Tuesday, August 19, 2014

Tuesday, August 19th-Scariest Place

They come and take you in the middle of the night. Away from your home and everything that you love. They take you to the farthest end of the Earth, through a simple, grey building. Then, they take you down, into the depths of the Earth, a place that the sane have never seen. The air is oppressively warm, almost stifling. It takes a great effort to draw in each breath. The only scent in the air is that of a hospital, clean and with a hint of medicinal alcohol. They take you down a spotless white hallway, and at the end, they throw you into a padded cell in complete darkness. Here you are imprisoned; not only in the dark room that is so hot that you can barely breath, but you are locked in the most horrifying place imaginable: the mind. The soul is always sane and fighting imprisonment if the mind remains free to wander. But here, completely alone, in the silence,  in the endless, stifling dark, there is no where free to go, no happy memories to recall or happy lands to visit. For this is now the land of nightmares, and there can be no escaping it.

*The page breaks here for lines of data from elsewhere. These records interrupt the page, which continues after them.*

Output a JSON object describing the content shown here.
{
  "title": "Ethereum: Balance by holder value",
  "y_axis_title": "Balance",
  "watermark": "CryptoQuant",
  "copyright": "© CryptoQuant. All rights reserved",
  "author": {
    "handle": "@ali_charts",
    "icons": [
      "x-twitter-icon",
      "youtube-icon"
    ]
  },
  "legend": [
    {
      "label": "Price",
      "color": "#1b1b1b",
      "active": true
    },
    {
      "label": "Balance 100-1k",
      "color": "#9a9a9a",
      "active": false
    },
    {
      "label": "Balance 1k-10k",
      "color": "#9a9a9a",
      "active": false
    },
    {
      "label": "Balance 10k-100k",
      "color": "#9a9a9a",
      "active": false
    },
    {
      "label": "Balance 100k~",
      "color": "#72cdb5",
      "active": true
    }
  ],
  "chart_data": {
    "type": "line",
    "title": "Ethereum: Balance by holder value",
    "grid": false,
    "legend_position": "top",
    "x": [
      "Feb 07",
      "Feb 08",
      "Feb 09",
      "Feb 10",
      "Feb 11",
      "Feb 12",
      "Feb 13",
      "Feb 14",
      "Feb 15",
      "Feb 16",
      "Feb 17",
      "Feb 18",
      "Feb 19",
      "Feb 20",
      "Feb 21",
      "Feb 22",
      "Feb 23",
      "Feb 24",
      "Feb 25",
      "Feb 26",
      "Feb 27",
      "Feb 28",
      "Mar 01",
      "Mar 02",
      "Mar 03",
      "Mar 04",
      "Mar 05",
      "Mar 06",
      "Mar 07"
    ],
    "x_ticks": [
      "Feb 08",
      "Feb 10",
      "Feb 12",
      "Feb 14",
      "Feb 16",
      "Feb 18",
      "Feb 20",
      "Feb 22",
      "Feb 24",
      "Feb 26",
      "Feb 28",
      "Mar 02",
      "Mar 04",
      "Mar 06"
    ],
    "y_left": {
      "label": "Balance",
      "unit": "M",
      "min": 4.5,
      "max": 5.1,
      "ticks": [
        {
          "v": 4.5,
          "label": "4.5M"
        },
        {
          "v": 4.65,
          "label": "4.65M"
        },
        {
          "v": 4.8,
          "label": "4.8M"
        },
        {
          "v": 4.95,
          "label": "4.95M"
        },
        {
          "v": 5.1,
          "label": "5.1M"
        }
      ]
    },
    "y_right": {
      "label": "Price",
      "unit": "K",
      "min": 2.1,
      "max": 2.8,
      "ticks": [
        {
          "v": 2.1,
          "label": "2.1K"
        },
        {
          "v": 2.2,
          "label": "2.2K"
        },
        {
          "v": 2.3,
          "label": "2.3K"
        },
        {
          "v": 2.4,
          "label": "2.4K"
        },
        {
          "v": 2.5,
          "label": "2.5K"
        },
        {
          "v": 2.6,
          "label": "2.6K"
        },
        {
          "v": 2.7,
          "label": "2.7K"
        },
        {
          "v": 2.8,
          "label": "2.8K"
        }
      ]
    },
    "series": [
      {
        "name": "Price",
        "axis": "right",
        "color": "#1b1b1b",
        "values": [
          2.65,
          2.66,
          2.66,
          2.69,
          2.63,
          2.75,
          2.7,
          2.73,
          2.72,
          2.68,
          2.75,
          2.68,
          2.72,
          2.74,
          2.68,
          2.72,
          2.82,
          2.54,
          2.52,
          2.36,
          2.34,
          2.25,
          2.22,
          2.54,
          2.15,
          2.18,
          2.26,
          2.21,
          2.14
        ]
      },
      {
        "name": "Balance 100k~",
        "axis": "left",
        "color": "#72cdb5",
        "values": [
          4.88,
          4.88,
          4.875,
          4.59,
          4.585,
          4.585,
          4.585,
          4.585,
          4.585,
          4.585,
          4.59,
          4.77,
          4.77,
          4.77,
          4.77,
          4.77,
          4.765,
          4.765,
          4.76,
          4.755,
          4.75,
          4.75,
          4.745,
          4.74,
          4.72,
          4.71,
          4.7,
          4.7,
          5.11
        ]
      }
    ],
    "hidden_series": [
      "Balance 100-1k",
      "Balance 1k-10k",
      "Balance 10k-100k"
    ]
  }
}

Oh, the things the mind can come up with. Unable to hear, see, or hardly even breath, there is nothing from stopping the mind from delving into the deepest of unspoken secrets, the worst fears, and the most nagging doubts. There is no light, no sound, no companionship. The mind desperately seeks this; wants this. It begins to deteriorate, starved of all hopes and joys in the world. How long can you hold out? How long can you stop the mind from slipping? Does the world even continue, do the wheels of time still turn? Alone in the dark, it is impossible to know. Have you been here for an hour? A day? A month? Year? Everything good in the mind begins to abandon you; it becomes so hard to remember. What were the names of your friends and family? Are they looking for you? Do they even know you are gone? The part of the mind that still fights was to know, but the rest continues to repeat the simple word: alone, alone, all alone. And, as the darkness grows and the silence thickens, another troubling thought crosses dying mind, and you even begin to forget your own name. In the silence you thought to be eternal, there begins to be sounds. Not pleasant sounds, but the pounding of war drums, the faint whispers of those you cannot see. Are these sounds coming from outside your cell? Inside? Or are they there at all? Is there any logic, any reason? Do you even exist, or have you been trapped in the darkness for all your life? Will you ever leave it's maddening grip? Will you ever be allowed to escape the realm of nightmares that exists inside your own head? Because if you cannot escape, not break out, then the darkness will come alive and swallow you whole, and you will finally be allowed to sleep.